Slow revival for oldest university

Unruly, overgrown grass lines the fences. A stray dog is taking a nap on the main road that stretches across the length of the campus. Save for the rustling of leaves from trees along the pathway, all is quiet.

Only a handful of students are making their way to class. Most of them are dressed in longyi, a traditional sarong-like garment worn by men and women in Myanmar, with a sprinkling of foreign students in their midst.

It is a school day in July, and two years since the undergraduate programme reopened at Myanmar’s oldest university after two decades of closure in a shutdown ordered by the military junta.

As the nation awaits a landmark general election next Sunday, the university is one to watch as it was in these compounds that calls for democracy first rang out back in 1988.

Then, discontent with the military junta resulted in the largest protests in Myanmar’s history – led by students, many of them undergraduates. The military crackdown that followed left at least 3,000 people dead, including students from the University of Yangon.

“The whole authoritarian system destroyed education,” said alumnus San Thar Aung, referring to Myanmar’s decades-long military rule. “They always fear the students when they talk about education, thinking it’s an opposition movement against the regime.”

After the protests, the undergraduate programme at the university was shut down and only postgraduate students were accepted for advanced diploma, master’s and doctorate courses.

Said prorector Kyaw Naing: “The military government changed the policy. They were afraid that the university was a centre of political movement, and the undergraduate students were scattered to universities around Yangon.”


Since 2011, when the current government made up of mostly retired generals took over, the country has opened up and implemented a series of economic and political reforms. These included the restarting of the university’s undergraduate programme in 2013, and the admission of a small number of foreign students as part of international exchange programmes.

Students, like geology undergraduate Suun Wunna Htet, 18, believe the University of Yangon is as good as it gets in Myanmar. “Compared with other universities in the country, I think we have good facilities, teachers and laboratory equipment,” he said.

However, even as improvements are under way, the scars of the institution’s politically controversial past have yet to heal. Student enrolment, for one thing, has yet to match up with the past.

During the 1990s, several departments, including medicine and technology that were earlier split from the university, further reduced student enrolment from an estimated 60,000 to about 6,000 students. What followed was the setting up of independent colleges for each of these departments spread throughout Yangon, which still exist today as the University of Medicine 1 and the Yangon Technological University.

Now, up to 50 undergraduate students are accepted into each of the 20 academic departments at the University of Yangon. With only 1,221 first- and second-year students enrolled in the university, the bulk of the 4,500 student population are postgraduate students.

And because of the large number of postgraduate students, Dr Kyaw Naing said there is “limited space” within the university for undergraduates. According to Professor San Shwe, limiting student enrolment also ensures that only the brightest are accepted into the undergraduate programme.

But the falling numbers have hurt student life which, today, is a pale shadow of what Dr Thaw Kaung, 77, remembers when he was an undergraduate studying English literature in 1954. “Student life back then was very good… We had many clubs.
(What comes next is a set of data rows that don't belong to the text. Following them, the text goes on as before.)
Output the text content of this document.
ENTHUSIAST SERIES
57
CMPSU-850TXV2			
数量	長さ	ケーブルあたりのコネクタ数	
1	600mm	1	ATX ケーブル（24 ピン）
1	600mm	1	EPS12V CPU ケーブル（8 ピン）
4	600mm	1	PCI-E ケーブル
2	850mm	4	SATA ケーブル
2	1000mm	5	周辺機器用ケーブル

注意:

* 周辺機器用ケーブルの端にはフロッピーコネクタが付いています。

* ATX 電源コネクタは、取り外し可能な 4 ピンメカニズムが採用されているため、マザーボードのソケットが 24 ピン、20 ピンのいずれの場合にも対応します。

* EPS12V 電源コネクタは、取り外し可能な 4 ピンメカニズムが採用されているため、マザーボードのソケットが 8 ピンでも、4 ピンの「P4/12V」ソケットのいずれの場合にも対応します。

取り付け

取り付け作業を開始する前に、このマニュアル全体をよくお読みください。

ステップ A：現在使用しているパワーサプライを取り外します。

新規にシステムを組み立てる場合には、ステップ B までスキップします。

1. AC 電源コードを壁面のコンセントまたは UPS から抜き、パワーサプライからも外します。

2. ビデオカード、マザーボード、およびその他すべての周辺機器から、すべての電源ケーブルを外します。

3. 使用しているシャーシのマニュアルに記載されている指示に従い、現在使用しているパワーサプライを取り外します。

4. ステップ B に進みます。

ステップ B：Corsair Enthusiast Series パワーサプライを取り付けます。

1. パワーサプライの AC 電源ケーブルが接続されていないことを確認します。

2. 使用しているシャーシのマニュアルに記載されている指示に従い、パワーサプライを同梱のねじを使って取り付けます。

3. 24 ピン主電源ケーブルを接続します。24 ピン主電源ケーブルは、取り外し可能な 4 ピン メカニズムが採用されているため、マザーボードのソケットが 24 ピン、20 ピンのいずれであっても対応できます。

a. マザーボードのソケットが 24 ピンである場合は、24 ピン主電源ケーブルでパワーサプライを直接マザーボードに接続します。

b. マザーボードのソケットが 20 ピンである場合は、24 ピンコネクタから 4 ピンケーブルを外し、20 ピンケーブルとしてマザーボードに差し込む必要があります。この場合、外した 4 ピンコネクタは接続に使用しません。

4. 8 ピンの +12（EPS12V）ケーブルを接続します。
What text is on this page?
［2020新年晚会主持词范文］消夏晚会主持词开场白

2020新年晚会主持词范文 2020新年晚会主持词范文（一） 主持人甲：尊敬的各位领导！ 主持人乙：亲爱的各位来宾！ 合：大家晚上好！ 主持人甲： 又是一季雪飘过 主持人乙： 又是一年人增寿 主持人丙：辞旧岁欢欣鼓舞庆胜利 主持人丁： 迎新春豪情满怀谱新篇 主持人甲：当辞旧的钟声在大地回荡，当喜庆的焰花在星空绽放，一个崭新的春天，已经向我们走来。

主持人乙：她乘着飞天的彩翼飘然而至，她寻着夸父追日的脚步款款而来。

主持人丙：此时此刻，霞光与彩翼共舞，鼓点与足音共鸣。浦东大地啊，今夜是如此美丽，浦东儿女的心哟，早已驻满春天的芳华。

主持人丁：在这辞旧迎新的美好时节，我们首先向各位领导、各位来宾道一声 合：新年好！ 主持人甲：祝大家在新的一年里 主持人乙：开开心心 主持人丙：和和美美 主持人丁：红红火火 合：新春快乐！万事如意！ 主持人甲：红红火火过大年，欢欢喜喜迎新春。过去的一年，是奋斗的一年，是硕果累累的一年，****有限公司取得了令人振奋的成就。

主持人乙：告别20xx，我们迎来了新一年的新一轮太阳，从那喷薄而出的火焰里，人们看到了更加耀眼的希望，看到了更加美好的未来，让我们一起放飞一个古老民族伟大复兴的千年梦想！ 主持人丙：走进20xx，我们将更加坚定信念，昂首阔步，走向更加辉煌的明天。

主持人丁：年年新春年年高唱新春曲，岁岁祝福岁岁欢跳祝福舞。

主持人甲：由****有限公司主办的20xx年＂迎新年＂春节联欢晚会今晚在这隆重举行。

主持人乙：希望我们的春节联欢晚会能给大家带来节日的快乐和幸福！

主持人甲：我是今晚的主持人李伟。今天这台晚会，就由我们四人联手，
But these clubs all got broken up when the student numbers went down,” said the retired librarian.


While there is no way to know for sure, undergraduate Paing Thet Phyo believes he has started the first social reading club in the university in decades.

The club, which has nearly 50 members, was formed in August last year when he was in his first year. The aim was to revive a culture of clubs and societies that was once a big part of student life at the university. Today, what’s left are a few groups that do sports and cultural activities.

“In the past, there were a lot of clubs. But after the university reopened, there was none. Students don’t know what clubs are and what you do in a club. They don’t even hear about it,” said the 18-year-old at the Taung Ngu Hall canteen, accompanied by five club members.

Although the club is not registered officially under the university, at least 20 students attend the meetings each time to talk about their subjects and current affairs.

“As university students, we need to have a platform to discuss and debate,” said the archaeology student.

However, in recruiting his members, Mr Paing Thet Phyo witnessed first-hand how some students are still fearful of provoking the authorities by gathering in groups.

“In their minds, they like the idea. But they are afraid to group like this,” he said. “This is the tradition in Myanmar. People are conscious of student gatherings because they think it might become a protest.”

His lecturer, Dr Pyiet Phyo Kyaw, coined a term for it. “Group phobia,” said the assistant lecturer.

“Even in the University Teachers’ Association, which is recognised officially, the teachers are afraid.

They are just afraid to participate or join the organisation,” added Dr Pyiet Phyo Kyaw, who is the secretary of the association.

However, Mr Paing Thet Phyo feels there is no reason for him to be afraid. “We can discuss about education, the economy and even politics. But we won’t organise protests or try to provoke the government.”

He added that another key to reviving campus life is to reconstruct the student union building. Bombed by the military government in 1962, the building was the centre of student life before the closures.

“It was the greatest club of this university,” he said. “There, students could become the changers of society and help develop the country. The destroying of the union building was like destroying the country.”